- The Washington Times - Saturday, March 27, 2010

Even before the calendar turns to April, the Capitals are just one point away from adding a lofty title alongside their best-ever regular season performance: Eastern Conference regular-season champions.

With a single point earned in Sunday afternoon’s contest against Calgary, Washington clinches the top seed in its conference heading into the Stanley Cup playoffs for the first time in franchise history, and with it, home-ice advantage through at least the first three rounds of the postseason.

The Capitals have already claimed the Southeast Division title, clinched back on March 11. On Thursday, the Caps reached the franchise’s highest regular-season point total in their history with their 109th point earned in a shootout loss in Carolina. However, Washington is still close to posting more accomplishments with eight games left in the regular season.

Besides the Eastern title, there are a few more incentives in the regular season: The team can match its regular-season record total for wins (50) on Sunday and also could earn the Presidents’ Trophy, awarded to the top regular-season team in the NHL, with nine points down the stretch. The Capitals currently own a nine-point edge on the Sharks heading into Saturday’s action, and should they hold off San Jose and Chicago for the top record, the team would hold home-ice through the entire playoffs.

But in terms of the postseason, the conference title is perhaps the most valuable, since it would ensure the Capitals will draw the lowest-seeded team left in the Eastern Conference for the first two rounds of the postseason and would hold home-ice advantage in the Eastern Conference Finals.

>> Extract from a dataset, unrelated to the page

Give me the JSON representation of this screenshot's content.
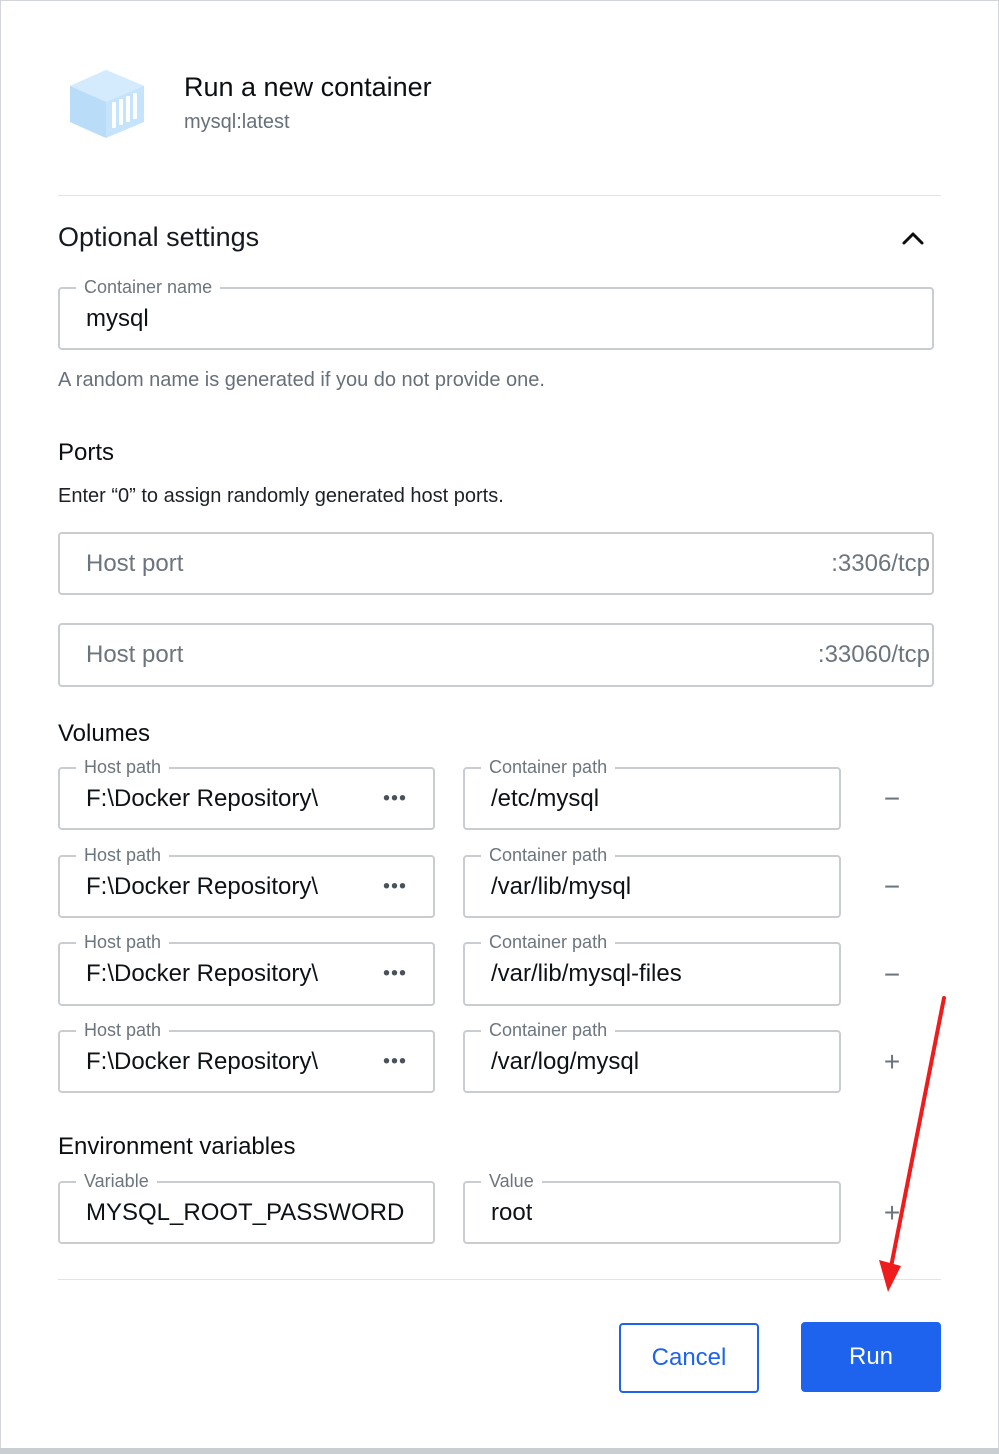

The last (and only) time Washington was a top seed in the first two rounds in the playoffs was in the old divisional format of 1988-89, when the Caps won their only Patrick Division regular-season title — but that team got bounced by the Flyers in a six-game series in the first round.

However, with eight games still to play before the slates are wiped clean for the playoffs and the Caps will almost certainly match up against the last playoff qualifier for the Eastern Conference, the Capitals have some decisions to make.

Most importantly, with little left to accomplish in the regular season, the coaching staff will have to wonder how much to play the team’s regulars down the stretch. While the team could rest some of its stars, it also risks having the players get rusty at the most important time of the season.

“You know what? I wrestle with this all the time,” Boudreau told reporters after Wednesday’s win over Pittsburgh. “Should we be resting? Should we be not putting as much emphasis on it?

“I’ve seen teams that rest their guys, and then they stink in the first game of the playoffs. I think last year we didn’t put an emphasis on the end of the season … We lost the first two games [to the Rangers] until we got into a playoff mode, so I bounce it off both ways all the time, believe me. It’s what keeps me up at night.”

Ironically, the Capitals also will have some say in what team they draw in the first round as well, as they will play Atlanta and Boston — two teams that are fighting for one of those final playoff spots — twice in their final three weeks of the regular season. The Bruins and Flyers are tied for seventh place in the East, while the Thrashers would be the first team out, and sit just two points behind those two clubs. Montreal and New York also could be potential first-round draws for the Caps, but clearly the team will have a chance to impact the final team in the playoffs.

One thing that seems set is the club will tap Jose Theodore to start the playoffs this year, as the former MVP has recaptured some of his old magic in 2010, going 19 games (17-0-2) without a regulation loss, the longest such streak in the NHL in 10 years. Semyon Varlamov, who led the Caps to the second round last spring, hasn’t been bad in net, but also isn’t playing at Theodore’s level at the moment.

The team is in an unusual situation, having sewn up the divisional title at the fastest pace any team has since 1978, and now one point away from the conference’s top seed with eight games to play.

Six of those eight games will be played at home, with only short road trips to Columbus and Pittsburgh. But while the regular-season accomplishments are nice, the team has bigger goals in mind this year.

As Theodore put it earlier this month, “You just want to have that good stretch when it counts.”